The first settlement in Park City was Lake Flat, now known as Silver Lake. The Chateaux sits atop the site. The lake disappeared when former Pony Express rider Jack Keetleydug a tunnel to drain the Ontario Mine.
George Hearst arrived in 1872 and bought the Ontario claims, which became one of our most productive mines. Homestake was what he named his mine in Lead, South Dakota when his wife Phoebe declared she’d had enough gambles and wanted one mine she could count on for secure investment. Homestake, Ontario, and other profitable ventures funded the newspaper publishing empire of their son, William Randolph Hearst.

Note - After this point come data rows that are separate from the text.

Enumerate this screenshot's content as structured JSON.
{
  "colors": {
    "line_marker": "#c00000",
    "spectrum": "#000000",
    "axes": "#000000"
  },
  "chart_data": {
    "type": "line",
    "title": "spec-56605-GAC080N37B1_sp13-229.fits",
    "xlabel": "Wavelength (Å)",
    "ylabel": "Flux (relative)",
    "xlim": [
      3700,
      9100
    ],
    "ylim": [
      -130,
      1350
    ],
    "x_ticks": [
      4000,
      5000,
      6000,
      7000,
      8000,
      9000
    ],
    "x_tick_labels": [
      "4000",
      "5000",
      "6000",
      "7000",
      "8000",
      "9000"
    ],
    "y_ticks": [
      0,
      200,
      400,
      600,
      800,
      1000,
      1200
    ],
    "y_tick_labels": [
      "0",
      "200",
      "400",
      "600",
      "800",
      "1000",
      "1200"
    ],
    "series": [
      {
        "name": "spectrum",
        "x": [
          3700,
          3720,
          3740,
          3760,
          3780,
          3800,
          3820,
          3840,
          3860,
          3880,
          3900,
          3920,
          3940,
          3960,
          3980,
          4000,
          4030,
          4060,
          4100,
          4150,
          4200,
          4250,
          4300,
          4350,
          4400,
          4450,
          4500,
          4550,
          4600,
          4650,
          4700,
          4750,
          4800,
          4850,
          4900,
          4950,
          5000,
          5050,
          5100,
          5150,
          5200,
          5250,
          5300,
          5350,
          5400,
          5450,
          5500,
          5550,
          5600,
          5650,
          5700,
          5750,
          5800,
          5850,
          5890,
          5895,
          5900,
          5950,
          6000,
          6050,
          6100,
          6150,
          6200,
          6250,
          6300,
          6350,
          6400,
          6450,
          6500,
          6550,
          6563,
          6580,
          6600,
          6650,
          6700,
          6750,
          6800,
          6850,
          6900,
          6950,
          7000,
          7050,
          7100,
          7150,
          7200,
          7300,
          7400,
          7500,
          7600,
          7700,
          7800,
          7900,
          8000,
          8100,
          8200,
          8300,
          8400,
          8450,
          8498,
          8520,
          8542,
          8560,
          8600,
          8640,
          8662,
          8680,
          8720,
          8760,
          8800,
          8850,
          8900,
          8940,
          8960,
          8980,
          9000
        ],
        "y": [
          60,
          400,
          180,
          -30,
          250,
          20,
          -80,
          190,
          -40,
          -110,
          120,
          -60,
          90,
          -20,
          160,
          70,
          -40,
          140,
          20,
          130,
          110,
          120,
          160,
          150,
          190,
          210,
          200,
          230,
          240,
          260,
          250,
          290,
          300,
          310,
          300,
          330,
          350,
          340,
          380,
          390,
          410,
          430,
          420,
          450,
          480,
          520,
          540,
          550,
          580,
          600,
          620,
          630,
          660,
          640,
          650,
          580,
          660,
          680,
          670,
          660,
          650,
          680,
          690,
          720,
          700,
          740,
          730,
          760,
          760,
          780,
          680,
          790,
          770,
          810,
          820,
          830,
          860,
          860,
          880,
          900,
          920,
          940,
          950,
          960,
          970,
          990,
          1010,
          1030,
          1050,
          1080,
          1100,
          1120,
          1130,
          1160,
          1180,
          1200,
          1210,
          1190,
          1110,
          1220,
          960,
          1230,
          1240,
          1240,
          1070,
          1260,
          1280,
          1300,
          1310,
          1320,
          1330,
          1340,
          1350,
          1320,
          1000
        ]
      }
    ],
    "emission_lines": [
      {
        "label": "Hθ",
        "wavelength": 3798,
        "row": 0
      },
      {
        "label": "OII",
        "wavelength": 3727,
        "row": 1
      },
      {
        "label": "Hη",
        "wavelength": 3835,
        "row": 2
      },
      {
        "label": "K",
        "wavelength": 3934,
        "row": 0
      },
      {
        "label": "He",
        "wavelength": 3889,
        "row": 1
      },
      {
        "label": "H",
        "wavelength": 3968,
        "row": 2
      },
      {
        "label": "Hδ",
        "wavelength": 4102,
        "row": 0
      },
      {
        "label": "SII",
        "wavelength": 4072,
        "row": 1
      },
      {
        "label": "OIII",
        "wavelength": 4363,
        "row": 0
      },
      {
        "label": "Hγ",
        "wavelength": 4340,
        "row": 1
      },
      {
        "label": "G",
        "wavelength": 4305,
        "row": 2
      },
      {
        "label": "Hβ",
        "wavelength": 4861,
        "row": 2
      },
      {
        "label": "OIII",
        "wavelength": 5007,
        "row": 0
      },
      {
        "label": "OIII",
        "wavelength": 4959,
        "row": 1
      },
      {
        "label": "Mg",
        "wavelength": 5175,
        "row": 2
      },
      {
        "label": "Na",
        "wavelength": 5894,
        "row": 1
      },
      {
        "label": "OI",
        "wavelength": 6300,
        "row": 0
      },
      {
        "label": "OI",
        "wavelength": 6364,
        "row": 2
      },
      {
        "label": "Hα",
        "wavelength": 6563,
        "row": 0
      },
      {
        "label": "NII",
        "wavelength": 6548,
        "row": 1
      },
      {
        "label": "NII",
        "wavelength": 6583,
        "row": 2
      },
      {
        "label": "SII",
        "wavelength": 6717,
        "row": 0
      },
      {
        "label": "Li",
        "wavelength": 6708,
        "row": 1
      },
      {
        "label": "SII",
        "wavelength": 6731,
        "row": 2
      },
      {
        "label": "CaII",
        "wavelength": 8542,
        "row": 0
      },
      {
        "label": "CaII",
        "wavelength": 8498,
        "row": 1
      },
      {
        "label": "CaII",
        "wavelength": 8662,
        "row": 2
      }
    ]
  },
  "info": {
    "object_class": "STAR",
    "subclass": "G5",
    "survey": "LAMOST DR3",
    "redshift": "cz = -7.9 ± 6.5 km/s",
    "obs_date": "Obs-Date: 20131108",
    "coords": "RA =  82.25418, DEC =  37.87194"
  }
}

Open territory also attracted many like John Daly, who wandered the mine camps of the West. He became a prominent Park City miner and banker with ownership in the Daly, Daly Judge and Daly West mines. His name is lent to Daly Bowl and Daly Chutes.
Several accounts posit that soldiers from Ft. Douglas crossed the divide from Alta and found an outcropping of ore which they marked with a flag in order to find it after winter. The Flagstaff Mine sits high above Guardsman Pass Road and is the earliest recorded claim in the area. Though it was probably not the earliest discovery, it was the first to ship out ore.
American Flag was a profitable mine in Empire Canyon, below the Montage Hotel. In May 1969, soggy soil of the workings caved and created a dam, holding back snowmelt in a lake. The dam eventually breached, flooding Old Town.
Other names coming from mine claims are Blue Ledge, Fairview, Grizzly, Lady Morgan, McHenry, Nabob, Pearl, Quincy, Ruins of Pompeii, Square Deal, Thunderer, and Wizard.
Though Edgar Stern insisted that run and lift names reflect history, he also agreed to honor Stein Eriksen with Stein’s Way. Edgar’s Alley was christened after Stern died.